4. La medesima sorte processuale avvince anche il terzo motivo di ricorso speso nell’interesse del (OMISSIS). Evidente il difetto di specificita’ del motivo che non si confronta con la diffusa, puntuale e precisa motivazione spesa nel merito per negare i presupposti della unicita’ del disegno criminoso tra le rapine oggetto del presente giudizio ed il precedente allegato dalla difesa in appello. La natura stessa dei delitti di rapina commessi presuppone l’improvvisazione e la indipendenza di ciascuna singola ideazione, fuori dalla dimostrazione di una specifica e determinata programmazione criminale che identifichi almeno gli obiettivi da aggredire, in maniera sufficientemente determinata, non puo’ apprezzarsi alcuna unicita’ di disegno ideazione e volizione delle singole condotte cronologicamente ben separate.

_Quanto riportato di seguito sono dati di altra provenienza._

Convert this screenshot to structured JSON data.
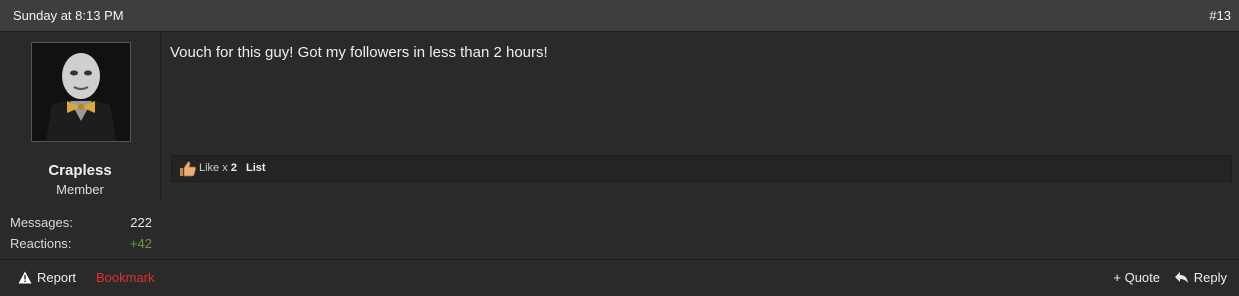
{
  "post": {
    "date": "Sunday at 8:13 PM",
    "number": "#13",
    "message": "Vouch for this guy! Got my followers in less than 2 hours!"
  },
  "user": {
    "name": "Crapless",
    "title": "Member",
    "avatar_icon": "user-avatar-photo",
    "stats": [
      {
        "label": "Messages:",
        "value": "222"
      },
      {
        "label": "Reactions:",
        "value": "+42"
      }
    ]
  },
  "likes": {
    "prefix": "Like x",
    "count": "2",
    "list_label": "List",
    "icon": "thumbs-up-icon"
  },
  "footer": {
    "report_label": "Report",
    "bookmark_label": "Bookmark",
    "quote_label": "+ Quote",
    "reply_label": "Reply"
  },
  "colors": {
    "header_bg": "#3e3e3e",
    "body_bg": "#2a2a2a",
    "positive": "#6c9a3a",
    "bookmark": "#e03030"
  }
}
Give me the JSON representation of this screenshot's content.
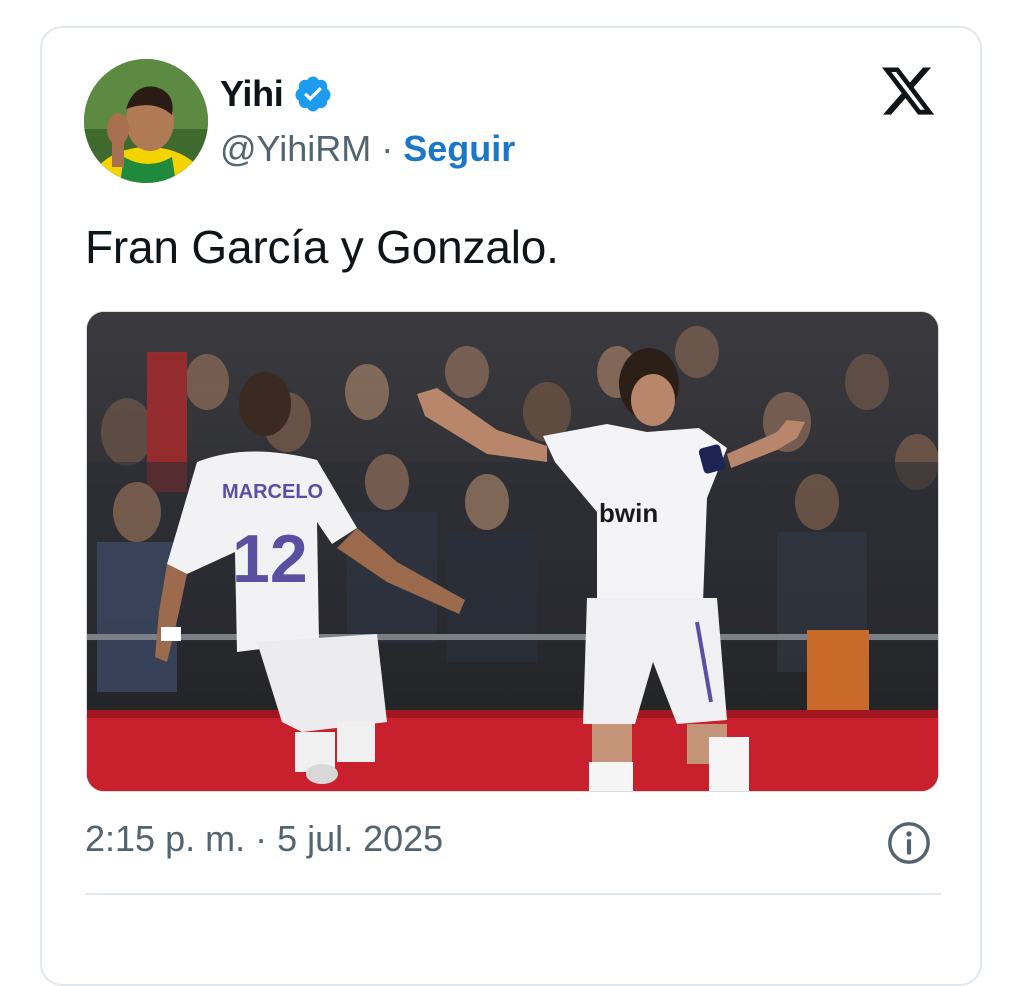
{
  "tweet": {
    "author": {
      "display_name": "Yihi",
      "handle": "@YihiRM",
      "verified": true,
      "follow_label": "Seguir",
      "separator": "·"
    },
    "text": "Fran García y Gonzalo.",
    "timestamp": "2:15 p. m. · 5 jul. 2025",
    "media": {
      "jersey_name": "MARCELO",
      "jersey_number": "12",
      "sponsor": "bwin"
    }
  },
  "colors": {
    "follow": "#1d77c9",
    "verified": "#1d9bf0",
    "muted": "#536471",
    "border": "#e1e8ed",
    "billboard": "#c8202c"
  },
  "icons": {
    "platform_logo": "x-logo-icon",
    "verified": "verified-badge-icon",
    "info": "info-icon"
  }
}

5. Dell’ultimo motivo di ricorso (negazione delle circostanze attenuanti generiche) si e’ gia’ detto in apertura; attesa la natura comune all’altro ricorrente del motivo proposto si richiama pertanto il punto 1.
6. Al rigetto dei ricorsi segue, ai sensi dell’articolo 616 c.p.p., la condanna dei ricorrenti al pagamento delle spese processuali.
P.Q.M.
Rigetta i ricorsi e condanna i ricorrenti al pagamento delle spese processuali.
In caso di diffusione omettere le generalità e gli altri dati identificativi dei soggetti interessati nei termini indicati.